How badly will Labour have to do in June’s local and European elections for Brown to realise the game is up or for the Party to move against him?
The current polls are saying Tories 45%, Labour 26% and the Lib Dems 17-22%. Run those figures through local election predictions, and I guess you get three headline figures on June 5th:
1. Labour will come third, behind the Tories and the Lib Dems
2. The Tories will poll in the high forties, and possibly touch the 50% mark
3. Labours vote will slump to the low 20’s and possibly not even get past the 20% figure
I’m no psephologist, but I guess that would be the worst electoral performance by a governing party in history, even eclipsing John Major’s dismal results in the mid 1990’s.
At least it is a record that would only stand for two days, because on Sunday 7th June, when the Euro-results are counted, Labour will do even worse.
Five years ago, at the height of the protests against the Iraq war, Labour suffered a drubbing at the Euro-elections and polled just 22%. My instinct is that they are even more unpopular now, so one can assume that they won’t reach the 20% mark this time. The Sunday Telegraph reports that one Labour insider is predicting the Party’s vote will slump to 17%. This may be part of the Party’s campaign to dampen expectations, but such a result would be disastrous for the governing party.
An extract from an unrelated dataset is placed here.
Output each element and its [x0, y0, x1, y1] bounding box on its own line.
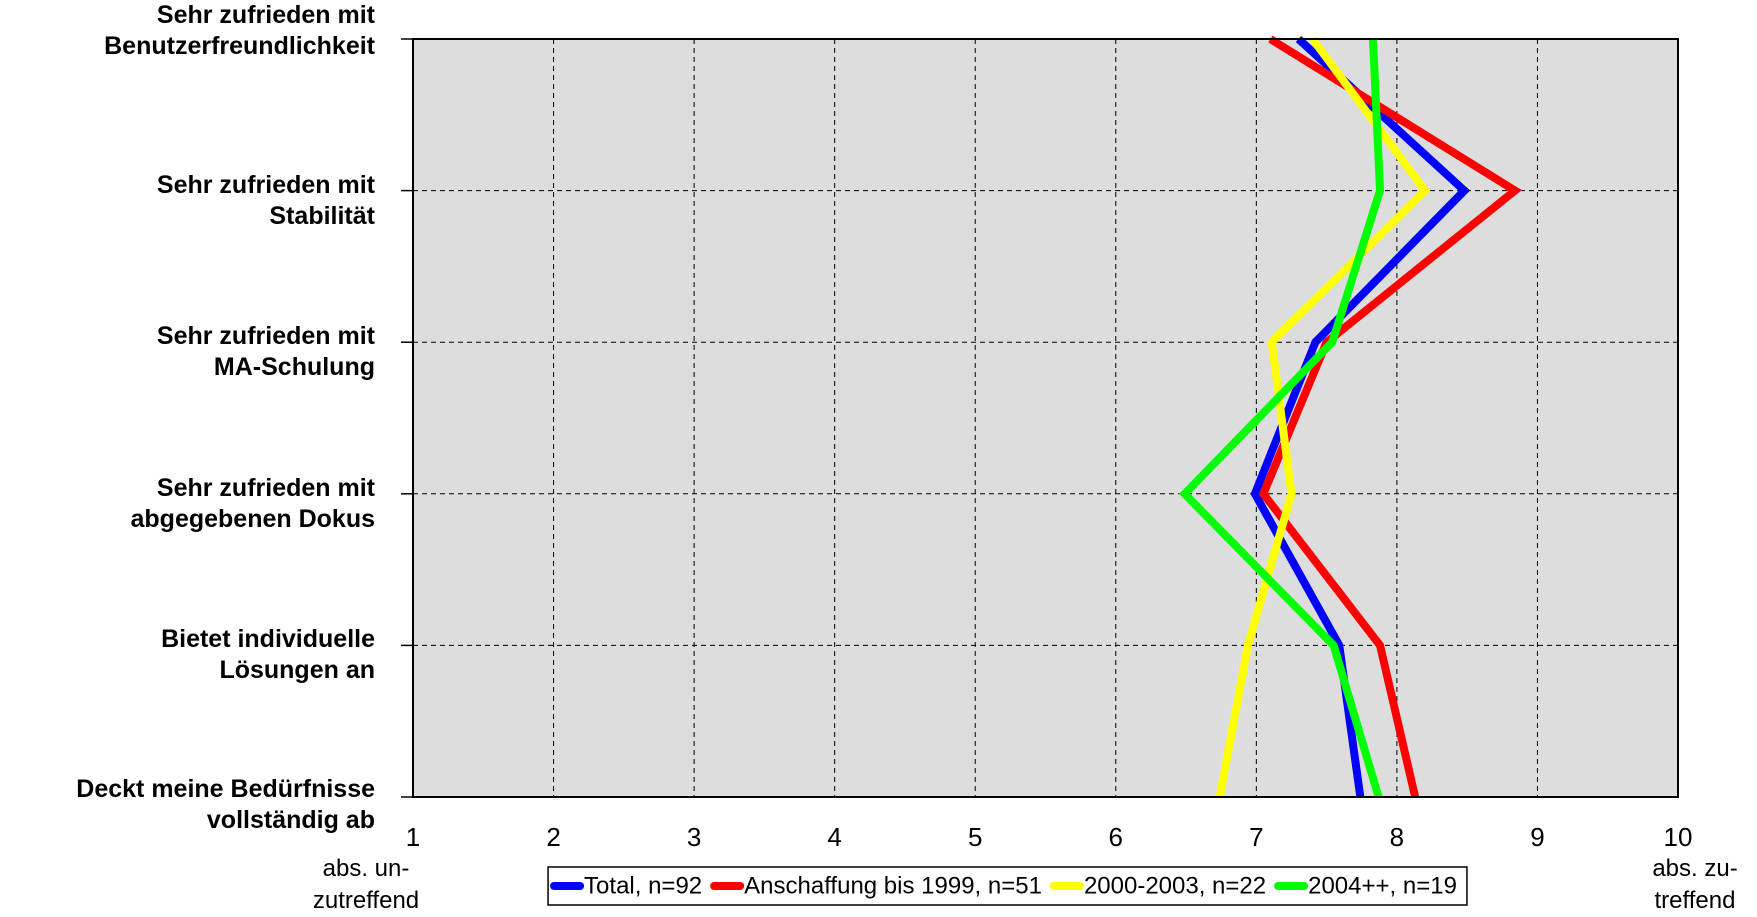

The Euro-elections are much harder to call as the proportional system encourages voters to choose from an array of freak fringe parties of fascists, nationalists and greens. If Labour secures a second place with less than 20% of the vote (which is probably the best they can hope for now), Brown’s position looks precarious. If Labour’s poll ratings fall further into the teens, they could then be slugging it out for fifth place against the Lib Dems, UKIP, Greens and BNP. At that level, Brown would surely be a goner.
Even if he does survive, Brown has the publication of the MPs expenses to contend with in July. According to today’s press reports, one Labour MP bought a sauna on expenses, and three others are said to have been put on ‘suicide watch’ by party whips as their expenses will reveal that they had affairs.
I doubt No.10 are humming Labour’s theme song for the 1997 election, “Things can only get better”, anymore.